People could identify as more than one ethnicity. The results were 91.3% European (Pākehā); 10.7% Māori; 1.1% Pasifika; 4.8% Asian; 0.6% Middle Eastern, Latin American and African New Zealanders (MELAA); and 3.7% other, which includes people giving their ethnicity as "New Zealander". English was spoken by 97.5%, Māori by 1.4%, Samoan by 0.3%, and other languages by 6.5%. No language could be spoken by 2.3% (e.g. too young to talk). New Zealand Sign Language was known by 0.3%. The percentage of people born overseas was 14.9, compared with 28.8% nationally.

Religious affiliations were 27.6% Christian, 0.3% Hindu, 0.6% Islam, 0.3% Māori religious beliefs, 0.6% Buddhist, 0.6% New Age, and 1.4% other religions. People who answered that they had no religion were 60.6%, and 8.5% of people did not answer the census question.
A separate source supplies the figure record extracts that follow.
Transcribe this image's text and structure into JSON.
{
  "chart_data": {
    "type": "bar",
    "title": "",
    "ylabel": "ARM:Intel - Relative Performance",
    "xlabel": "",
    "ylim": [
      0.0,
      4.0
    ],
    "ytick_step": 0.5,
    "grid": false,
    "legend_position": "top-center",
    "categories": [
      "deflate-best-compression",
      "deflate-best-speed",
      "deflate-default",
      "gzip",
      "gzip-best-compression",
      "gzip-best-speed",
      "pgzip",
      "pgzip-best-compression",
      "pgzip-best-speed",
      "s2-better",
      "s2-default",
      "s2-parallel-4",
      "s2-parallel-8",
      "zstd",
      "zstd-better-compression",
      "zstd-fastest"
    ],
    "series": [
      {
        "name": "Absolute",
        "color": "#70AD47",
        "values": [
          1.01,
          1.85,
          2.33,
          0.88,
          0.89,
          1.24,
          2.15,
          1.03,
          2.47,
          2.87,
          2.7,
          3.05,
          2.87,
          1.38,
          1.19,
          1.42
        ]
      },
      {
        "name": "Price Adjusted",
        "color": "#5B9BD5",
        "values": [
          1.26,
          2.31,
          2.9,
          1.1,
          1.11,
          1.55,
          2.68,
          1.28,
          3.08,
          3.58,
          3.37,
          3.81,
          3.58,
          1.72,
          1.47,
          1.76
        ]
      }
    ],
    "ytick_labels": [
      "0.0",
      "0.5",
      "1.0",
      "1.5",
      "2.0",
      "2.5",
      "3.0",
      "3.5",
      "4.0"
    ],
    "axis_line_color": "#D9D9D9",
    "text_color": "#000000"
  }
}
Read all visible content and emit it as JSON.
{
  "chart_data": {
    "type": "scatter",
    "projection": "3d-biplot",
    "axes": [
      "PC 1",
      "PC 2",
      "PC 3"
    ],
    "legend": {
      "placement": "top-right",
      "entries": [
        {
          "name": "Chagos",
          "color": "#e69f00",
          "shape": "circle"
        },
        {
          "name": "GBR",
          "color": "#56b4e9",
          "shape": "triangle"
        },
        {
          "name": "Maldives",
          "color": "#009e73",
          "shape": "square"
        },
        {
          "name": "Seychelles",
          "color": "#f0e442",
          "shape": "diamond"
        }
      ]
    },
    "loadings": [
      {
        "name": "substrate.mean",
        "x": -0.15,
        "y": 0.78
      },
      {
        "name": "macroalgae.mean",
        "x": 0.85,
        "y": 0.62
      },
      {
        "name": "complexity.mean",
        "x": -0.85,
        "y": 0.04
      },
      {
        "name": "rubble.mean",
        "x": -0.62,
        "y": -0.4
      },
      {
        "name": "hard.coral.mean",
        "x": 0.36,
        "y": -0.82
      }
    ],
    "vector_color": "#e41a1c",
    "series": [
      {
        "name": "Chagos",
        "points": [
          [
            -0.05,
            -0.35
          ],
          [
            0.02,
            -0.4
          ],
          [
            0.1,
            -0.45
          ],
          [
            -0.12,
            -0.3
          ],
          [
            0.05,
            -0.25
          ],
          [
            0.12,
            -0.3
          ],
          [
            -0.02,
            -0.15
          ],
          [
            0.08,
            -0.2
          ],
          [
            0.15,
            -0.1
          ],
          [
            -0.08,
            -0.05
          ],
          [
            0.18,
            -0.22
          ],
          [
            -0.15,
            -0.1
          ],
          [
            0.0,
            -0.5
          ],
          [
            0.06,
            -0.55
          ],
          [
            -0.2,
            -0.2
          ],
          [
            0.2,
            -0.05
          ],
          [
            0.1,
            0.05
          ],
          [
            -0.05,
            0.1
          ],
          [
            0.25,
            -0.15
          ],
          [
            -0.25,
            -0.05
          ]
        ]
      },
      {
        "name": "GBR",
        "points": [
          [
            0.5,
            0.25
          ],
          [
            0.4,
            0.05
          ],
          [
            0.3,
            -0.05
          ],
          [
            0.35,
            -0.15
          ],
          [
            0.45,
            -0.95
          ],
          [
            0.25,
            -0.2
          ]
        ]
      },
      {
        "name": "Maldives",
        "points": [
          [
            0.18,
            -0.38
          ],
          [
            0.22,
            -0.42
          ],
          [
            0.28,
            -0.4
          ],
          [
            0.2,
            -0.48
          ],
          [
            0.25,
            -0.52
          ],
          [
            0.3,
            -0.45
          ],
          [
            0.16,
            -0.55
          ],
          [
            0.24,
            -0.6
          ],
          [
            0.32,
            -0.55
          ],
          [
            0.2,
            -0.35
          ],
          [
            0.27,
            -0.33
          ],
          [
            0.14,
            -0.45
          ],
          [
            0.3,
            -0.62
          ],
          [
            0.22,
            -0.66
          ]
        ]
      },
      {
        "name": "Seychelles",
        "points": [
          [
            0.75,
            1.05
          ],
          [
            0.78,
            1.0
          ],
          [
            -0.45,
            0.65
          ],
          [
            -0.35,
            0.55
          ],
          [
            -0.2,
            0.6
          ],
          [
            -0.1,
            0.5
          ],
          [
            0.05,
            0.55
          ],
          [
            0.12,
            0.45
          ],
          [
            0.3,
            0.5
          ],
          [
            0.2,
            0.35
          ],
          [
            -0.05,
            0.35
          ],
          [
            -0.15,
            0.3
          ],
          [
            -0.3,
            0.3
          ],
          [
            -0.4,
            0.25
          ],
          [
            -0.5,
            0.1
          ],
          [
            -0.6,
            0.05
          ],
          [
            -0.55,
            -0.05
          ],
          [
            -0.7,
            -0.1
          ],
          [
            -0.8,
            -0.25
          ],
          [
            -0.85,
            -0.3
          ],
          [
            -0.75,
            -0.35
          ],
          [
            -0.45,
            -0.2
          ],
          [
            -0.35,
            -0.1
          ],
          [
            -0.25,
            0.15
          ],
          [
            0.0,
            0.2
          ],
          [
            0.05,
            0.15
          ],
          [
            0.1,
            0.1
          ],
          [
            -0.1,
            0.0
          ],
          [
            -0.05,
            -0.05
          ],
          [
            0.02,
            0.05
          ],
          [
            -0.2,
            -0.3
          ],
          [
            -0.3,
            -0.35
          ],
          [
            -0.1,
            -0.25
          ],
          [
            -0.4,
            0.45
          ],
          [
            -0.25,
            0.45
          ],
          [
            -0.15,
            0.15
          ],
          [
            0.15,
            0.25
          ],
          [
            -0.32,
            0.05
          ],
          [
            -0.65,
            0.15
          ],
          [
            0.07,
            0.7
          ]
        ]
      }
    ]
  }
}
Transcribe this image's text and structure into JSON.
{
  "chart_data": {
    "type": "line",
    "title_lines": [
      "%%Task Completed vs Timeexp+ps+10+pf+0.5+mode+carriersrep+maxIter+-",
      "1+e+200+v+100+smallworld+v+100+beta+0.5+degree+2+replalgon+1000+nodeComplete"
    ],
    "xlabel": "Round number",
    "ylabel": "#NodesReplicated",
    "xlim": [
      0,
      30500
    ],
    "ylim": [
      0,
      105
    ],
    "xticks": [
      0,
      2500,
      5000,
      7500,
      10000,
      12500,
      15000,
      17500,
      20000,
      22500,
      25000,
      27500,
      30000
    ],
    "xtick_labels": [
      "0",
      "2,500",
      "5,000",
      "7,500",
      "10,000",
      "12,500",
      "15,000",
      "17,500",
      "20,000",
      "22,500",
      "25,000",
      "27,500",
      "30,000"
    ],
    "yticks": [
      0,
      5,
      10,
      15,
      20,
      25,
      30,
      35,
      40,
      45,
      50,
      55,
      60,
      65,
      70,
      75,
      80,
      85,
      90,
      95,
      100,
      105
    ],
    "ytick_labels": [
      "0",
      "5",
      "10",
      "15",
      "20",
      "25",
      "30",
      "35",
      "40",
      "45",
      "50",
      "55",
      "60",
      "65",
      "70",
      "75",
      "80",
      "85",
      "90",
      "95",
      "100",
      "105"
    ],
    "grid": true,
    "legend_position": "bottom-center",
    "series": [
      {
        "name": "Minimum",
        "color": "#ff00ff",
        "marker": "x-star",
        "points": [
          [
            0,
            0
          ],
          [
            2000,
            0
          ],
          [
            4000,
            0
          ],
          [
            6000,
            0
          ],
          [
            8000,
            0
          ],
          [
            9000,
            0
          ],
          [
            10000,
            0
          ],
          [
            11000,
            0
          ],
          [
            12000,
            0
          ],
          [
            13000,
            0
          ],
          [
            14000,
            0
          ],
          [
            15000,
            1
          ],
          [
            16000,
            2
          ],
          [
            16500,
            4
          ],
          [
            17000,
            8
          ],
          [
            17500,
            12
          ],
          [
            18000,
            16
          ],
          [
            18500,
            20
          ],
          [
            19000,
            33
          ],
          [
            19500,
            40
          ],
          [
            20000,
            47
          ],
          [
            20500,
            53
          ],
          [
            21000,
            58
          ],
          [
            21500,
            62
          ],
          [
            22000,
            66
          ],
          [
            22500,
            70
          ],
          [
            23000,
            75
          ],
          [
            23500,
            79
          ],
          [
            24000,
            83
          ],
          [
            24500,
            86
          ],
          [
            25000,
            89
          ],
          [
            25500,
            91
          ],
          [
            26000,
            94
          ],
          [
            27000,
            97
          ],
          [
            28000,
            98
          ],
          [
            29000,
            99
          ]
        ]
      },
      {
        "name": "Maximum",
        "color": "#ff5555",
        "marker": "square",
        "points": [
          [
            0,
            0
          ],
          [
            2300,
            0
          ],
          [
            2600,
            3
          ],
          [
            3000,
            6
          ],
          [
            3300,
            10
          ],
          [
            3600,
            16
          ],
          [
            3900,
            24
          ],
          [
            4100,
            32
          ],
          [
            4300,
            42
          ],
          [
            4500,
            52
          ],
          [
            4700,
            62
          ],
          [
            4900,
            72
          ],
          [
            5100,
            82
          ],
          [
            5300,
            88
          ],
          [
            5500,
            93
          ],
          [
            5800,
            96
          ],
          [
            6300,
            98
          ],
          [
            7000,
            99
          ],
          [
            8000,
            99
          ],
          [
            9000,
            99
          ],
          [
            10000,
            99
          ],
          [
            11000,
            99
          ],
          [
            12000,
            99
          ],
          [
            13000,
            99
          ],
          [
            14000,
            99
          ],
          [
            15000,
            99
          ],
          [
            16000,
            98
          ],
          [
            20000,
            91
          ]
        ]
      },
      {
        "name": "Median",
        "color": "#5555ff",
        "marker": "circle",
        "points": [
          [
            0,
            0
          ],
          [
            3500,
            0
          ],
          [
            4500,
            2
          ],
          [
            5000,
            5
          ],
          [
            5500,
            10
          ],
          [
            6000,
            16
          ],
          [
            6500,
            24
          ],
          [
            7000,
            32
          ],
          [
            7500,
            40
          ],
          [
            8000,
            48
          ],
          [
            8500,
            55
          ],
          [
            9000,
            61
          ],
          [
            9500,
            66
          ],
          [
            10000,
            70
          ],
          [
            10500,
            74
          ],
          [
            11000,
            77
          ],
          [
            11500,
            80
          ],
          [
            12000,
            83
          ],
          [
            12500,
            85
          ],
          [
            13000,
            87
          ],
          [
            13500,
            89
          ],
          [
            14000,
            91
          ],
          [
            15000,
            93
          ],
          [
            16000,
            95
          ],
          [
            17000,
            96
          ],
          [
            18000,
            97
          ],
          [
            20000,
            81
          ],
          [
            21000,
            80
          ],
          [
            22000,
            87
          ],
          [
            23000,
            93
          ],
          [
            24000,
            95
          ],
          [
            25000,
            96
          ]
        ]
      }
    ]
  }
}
Of those at least 15 years old, 129 (14.1%) people had a bachelor's or higher degree, 528 (57.5%) had a post-high school certificate or diploma, and 258 (28.1%) people exclusively held high school qualifications. The median income was $41,800, compared with $41,500 nationally. 72 people (7.8%) earned over $100,000 compared to 12.1% nationally. The employment status of those at least 15 was 480 (52.3%) full-time, 135 (14.7%) part-time, and 15 (1.6%) unemployed.